Según las normas divulgadas por la Federación Internacional de Judo (IJF), el listado de clasificación cerrará el 24 de mayo de 2020 en el Grand Slam de Bakú y recogerá las puntuaciones de los seis mejores resultados de los atletas en cada una de las dos últimas temporadas. Para la suma final, los puntos ganados hasta mayo de 2019 tendrán solo la mitad de su valor, y entre esa fecha y la conclusión del plazo sí contarán al cien por ciento.

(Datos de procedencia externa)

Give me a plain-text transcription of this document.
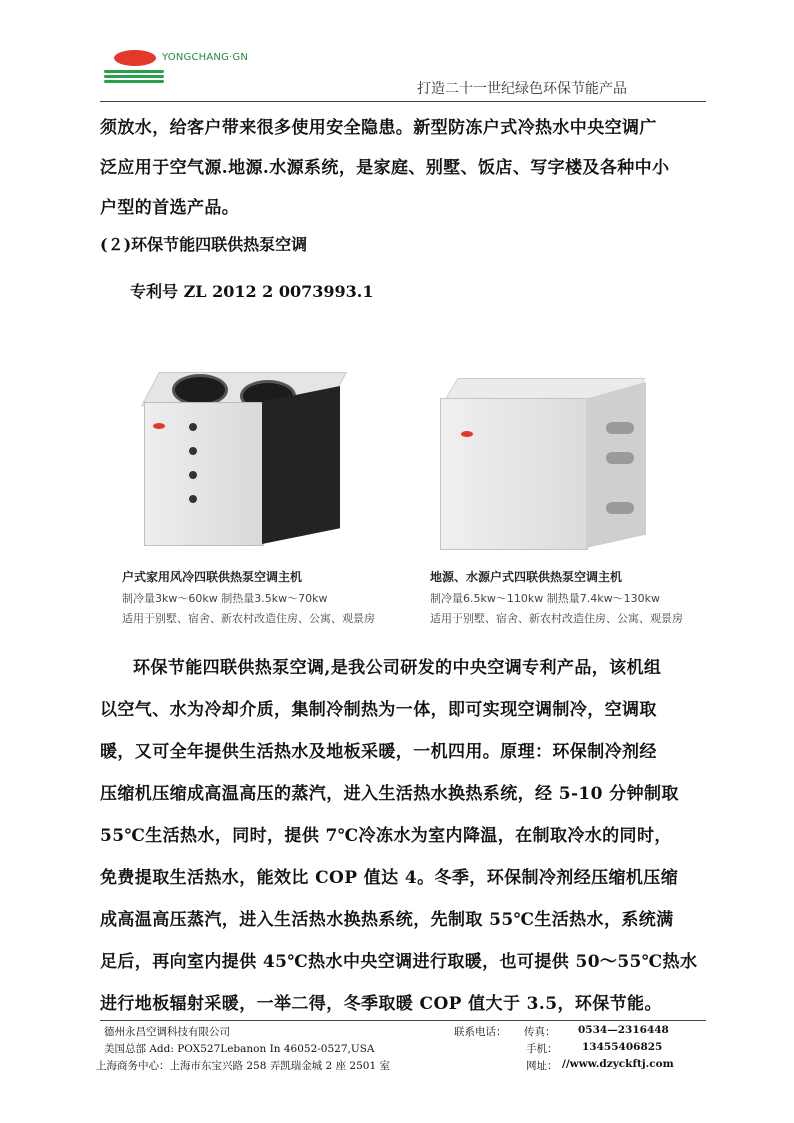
YONGCHANG·GN
打造二十一世纪绿色环保节能产品
须放水，给客户带来很多使用安全隐患。新型防冻户式冷热水中央空调广
泛应用于空气源.地源.水源系统，是家庭、别墅、饭店、写字楼及各种中小
户型的首选产品。
(２)环保节能四联供热泵空调
专利号 ZL 2012 2 0073993.1
户式家用风冷四联供热泵空调主机
制冷量3kw～60kw 制热量3.5kw～70kw
适用于别墅、宿舍、新农村改造住房、公寓、观景房
地源、水源户式四联供热泵空调主机
制冷量6.5kw～110kw 制热量7.4kw～130kw
适用于别墅、宿舍、新农村改造住房、公寓、观景房
环保节能四联供热泵空调,是我公司研发的中央空调专利产品，该机组
以空气、水为冷却介质，集制冷制热为一体，即可实现空调制冷，空调取
暖，又可全年提供生活热水及地板采暖，一机四用。原理：环保制冷剂经
压缩机压缩成高温高压的蒸汽，进入生活热水换热系统，经 5-10 分钟制取
55℃生活热水，同时，提供 7℃冷冻水为室内降温，在制取冷水的同时，
免费提取生活热水，能效比 COP 值达 4。冬季，环保制冷剂经压缩机压缩
成高温高压蒸汽，进入生活热水换热系统，先制取 55℃生活热水，系统满
足后，再向室内提供 45℃热水中央空调进行取暖，也可提供 50～55℃热水
进行地板辐射采暖，一举二得，冬季取暖 COP 值大于 3.5，环保节能。
德州永昌空调科技有限公司
美国总部 Add: POX527Lebanon In 46052-0527,USA
上海商务中心：上海市东宝兴路 258 弄凯瑞金城 2 座 2501 室
联系电话： 传真： 0534—2316448
手机： 13455406825
网址： //www.dzyckftj.com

De acuerdo a la IJF, quienes no terminen entre los lugares de privilegio deberán esperar por un boleto continental o por uno de los 20 wild card destinados para los países que no obtengan al menos un cupo, de ahí el interés de muchos judocas en acumular desde ya la mayor cantidad de puntos. Ahora la ciudad china verá con ese objetivo a campeones olímpicos como el ruso Khasan Khalmurzaev, la brasileña Rafaela Silva o el japonés Mashu Baker, junto a los titulares mundiales Soichi Hachimoto, Chizuru Arai, Nemanja Majdov y Mayra Aguiar.

Luego de esta ausencia, para el judo cubano sigue una etapa donde se torna esencial la eficiencia en los torneos más importantes. Lograr buenos rendimientos en las dos próximas citas mundiales, así como en los Campeonatos Panamericanos de 2019 y 2020 son asuntos imprescindibles para solventar la escasez de competencias y garantizar buenos puntos para el listado olímpico.

Luego del récord de 26 países medallistas y 136 naciones participantes en el judo en Río de Janeiro 2016, la IJF incorporó como novedad al programa de Tokio la competencia por equipos mixtos e igualó la cifra de cupos disponibles para ambos sexos. Esas decisiones, según el organismo, pretenden contribuir a la igualdad de género y crear iguales oportunidades para todos los países miembros.

Para la edición olímpica de 2016 Cuba logró clasificar a nueve judocas y tuvo las mejores ubicaciones en los quintos lugares de Dayaris Mestre (48kg), Yalennis Castillo (78kg) y Álex García (+100kg). Por países, las únicas naciones que participaron con equipo completo fueron Francia, Japón y el país sede.

Lograr buenas actuaciones en los torneos que más puntos aportan es esencial para garantizar boletos hacia los olímpicos. Foto: IJF.

Luego de su bronce en Budapest, Kaliema Antomarchi es una de la sprincipales esperanzas de Cuba rumbo a Tokio 2020. Foto: Getty Images.